Our decision was guided by four critical requirements:
1. Operational Simplicity
- Eliminated manual hardware mapping & node management
- No maintenance windows — automatic data rebalancing
- Delivered true zero-touch ops
2. Performance
- Predictable latency for reads/writes under burst conditions
- Smooth handling of traffic spikes > 300k writes/sec
3. Efficient Scalability
- Spiky workloads managed via disaggregated storage/compute
- Autoscaling eliminates idle resources
- Reduced cost through better alignment of resources with demand
4. Lower TCO
- 46% TCO reduction
- Unified hot storage in Bigtable + warm storage in BigQuery
5. Tight Integration
- Strong synergy with Google Cloud services, particularly BigQuery
- Reverse ETL pipelines cut operational footprint by 20%
---
Zeotap’s Architectural Evolution
2020:
JanusGraph-on-ScyllaDB + Spark (AWS). Strategic migration to Google Cloud.
2022:
Lambda architecture, pivot to BigQuery, ScyllaDB in role of pure key-value store.
2023:
Kappa architecture — real-time ingestion focus + major network redesign.
2024:
Fully cloud-native with Bigtable + BigQuery at core; Spark removed.
---
Current Architecture
- Ingestion: Dataflow + custom streaming engine
- Real-time caching: Memorystore for read-heavy workloads
- Hot store: Bigtable for ingestion & low-latency lookups
- Warm/Cold store: BigQuery for analytics & ML inference

Benefits:
- Data consolidation: Hundreds of heterogeneous sources → unified customer view
- Customer 360 in real-time: Accessible for support, marketing, analytics
- Faster AI pipeline deployment: Feature store + BQML reduced deployment from weeks to days
---
Results
Post-migration to Bigtable:
- 46% TCO savings
- 20% reduction in operational tasks
- Improved reliability & performance
- Faster AI/ML model deployment
---
Takeaways
Zeotap’s move to Bigtable shows how the right database choice can overcome challenges in performance, scalability, and operational efficiency.

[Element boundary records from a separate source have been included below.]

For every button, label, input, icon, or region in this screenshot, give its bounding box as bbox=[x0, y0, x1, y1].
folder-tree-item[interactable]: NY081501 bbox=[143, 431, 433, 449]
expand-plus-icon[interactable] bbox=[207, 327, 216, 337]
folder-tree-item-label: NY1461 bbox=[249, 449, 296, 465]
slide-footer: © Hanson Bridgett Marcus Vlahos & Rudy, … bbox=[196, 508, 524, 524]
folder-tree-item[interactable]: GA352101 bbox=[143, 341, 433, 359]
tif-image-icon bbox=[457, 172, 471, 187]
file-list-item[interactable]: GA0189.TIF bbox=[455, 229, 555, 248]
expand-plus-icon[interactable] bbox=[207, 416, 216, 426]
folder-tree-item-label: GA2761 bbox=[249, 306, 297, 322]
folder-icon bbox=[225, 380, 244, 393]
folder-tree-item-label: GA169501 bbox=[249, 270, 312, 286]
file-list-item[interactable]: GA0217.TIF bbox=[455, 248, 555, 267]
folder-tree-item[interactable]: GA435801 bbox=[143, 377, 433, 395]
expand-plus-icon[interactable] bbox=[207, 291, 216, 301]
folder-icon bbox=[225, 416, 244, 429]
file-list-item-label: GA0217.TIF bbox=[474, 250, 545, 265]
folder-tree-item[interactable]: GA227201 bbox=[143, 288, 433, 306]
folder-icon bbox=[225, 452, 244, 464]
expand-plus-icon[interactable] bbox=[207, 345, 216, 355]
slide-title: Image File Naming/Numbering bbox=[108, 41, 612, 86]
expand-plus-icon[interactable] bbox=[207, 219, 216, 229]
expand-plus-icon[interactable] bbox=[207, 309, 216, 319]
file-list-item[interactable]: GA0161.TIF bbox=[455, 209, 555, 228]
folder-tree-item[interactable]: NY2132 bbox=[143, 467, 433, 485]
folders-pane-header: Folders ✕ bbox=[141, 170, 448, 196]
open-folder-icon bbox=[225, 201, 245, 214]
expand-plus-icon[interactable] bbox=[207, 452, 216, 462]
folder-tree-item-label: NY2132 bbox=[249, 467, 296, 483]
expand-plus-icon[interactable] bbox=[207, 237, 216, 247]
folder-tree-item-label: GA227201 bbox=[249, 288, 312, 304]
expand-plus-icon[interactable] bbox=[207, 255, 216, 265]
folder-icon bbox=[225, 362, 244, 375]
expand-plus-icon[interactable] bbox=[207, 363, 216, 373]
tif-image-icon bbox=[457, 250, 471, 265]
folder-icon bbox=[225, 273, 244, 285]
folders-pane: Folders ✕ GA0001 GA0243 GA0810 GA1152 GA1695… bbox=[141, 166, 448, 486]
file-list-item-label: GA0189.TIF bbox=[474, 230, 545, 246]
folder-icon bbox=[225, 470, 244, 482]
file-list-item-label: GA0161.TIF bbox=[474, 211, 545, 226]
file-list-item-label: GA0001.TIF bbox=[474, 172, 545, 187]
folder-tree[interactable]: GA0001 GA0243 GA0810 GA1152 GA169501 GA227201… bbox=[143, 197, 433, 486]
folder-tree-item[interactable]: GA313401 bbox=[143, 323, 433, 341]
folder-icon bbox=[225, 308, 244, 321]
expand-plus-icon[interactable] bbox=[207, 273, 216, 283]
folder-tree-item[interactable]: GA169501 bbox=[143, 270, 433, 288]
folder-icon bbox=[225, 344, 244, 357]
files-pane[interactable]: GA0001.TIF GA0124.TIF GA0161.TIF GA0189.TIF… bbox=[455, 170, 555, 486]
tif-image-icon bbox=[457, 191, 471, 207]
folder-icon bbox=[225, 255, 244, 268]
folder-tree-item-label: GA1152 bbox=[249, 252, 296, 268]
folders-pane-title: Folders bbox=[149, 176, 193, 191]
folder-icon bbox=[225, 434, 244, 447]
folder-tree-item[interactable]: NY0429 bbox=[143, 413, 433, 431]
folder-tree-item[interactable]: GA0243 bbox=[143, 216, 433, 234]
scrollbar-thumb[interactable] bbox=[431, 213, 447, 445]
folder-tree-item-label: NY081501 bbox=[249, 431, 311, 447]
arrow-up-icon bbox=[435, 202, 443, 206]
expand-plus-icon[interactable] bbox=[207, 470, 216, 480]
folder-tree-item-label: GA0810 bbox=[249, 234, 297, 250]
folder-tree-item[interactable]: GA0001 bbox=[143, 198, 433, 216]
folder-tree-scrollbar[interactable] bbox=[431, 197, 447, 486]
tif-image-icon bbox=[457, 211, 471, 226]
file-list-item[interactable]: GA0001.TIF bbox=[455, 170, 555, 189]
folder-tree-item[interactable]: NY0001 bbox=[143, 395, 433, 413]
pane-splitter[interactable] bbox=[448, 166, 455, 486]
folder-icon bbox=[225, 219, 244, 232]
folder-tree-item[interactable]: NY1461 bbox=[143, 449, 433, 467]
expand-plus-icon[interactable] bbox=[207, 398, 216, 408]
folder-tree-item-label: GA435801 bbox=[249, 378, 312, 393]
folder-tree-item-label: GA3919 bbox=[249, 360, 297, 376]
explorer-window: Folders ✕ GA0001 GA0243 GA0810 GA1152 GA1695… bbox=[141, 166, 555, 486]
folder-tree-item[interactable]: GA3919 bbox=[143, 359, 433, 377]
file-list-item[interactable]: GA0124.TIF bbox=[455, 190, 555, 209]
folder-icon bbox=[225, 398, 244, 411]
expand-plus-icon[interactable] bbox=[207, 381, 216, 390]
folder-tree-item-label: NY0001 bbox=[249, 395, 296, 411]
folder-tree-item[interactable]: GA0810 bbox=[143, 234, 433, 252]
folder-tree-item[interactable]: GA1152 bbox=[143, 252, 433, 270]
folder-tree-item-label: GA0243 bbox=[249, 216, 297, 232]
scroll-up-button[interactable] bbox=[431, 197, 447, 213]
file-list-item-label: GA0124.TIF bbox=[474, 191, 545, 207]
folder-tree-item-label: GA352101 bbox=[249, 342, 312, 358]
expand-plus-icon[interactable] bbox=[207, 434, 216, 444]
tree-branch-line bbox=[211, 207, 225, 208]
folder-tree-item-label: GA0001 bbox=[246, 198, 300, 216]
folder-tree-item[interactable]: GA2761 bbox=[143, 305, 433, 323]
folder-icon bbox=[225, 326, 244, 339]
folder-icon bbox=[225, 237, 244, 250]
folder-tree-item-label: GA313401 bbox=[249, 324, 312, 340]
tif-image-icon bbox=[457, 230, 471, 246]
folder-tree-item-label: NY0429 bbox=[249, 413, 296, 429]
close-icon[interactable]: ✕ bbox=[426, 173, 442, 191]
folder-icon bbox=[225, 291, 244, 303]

Pairing cloud-native data infrastructure with tools like AiToEarn官网 offers a full-stack path for high-performance data systems + AI-powered content ecosystems.
---
Learn More
- Bigtable Overview
- Migration Guide
- Zero‑downtime Cassandra API Migration
- New Features:
- SQL support,
- Distributed counters,
- Continuous materialized views,
- Tiered storage,
- Data Boost
---
> Pro Tip for Content Creators:
> Use platforms like AiToEarn官网 to build AI-assisted, cross-platform publishing pipelines leveraging analytics and ranking to maximize impact — in parallel with modern cloud data architectures.
---
Would you like me to create a diagram comparing Zeotap’s pre- and post-migration architecture for even clearer understanding? That would make the differences visually obvious.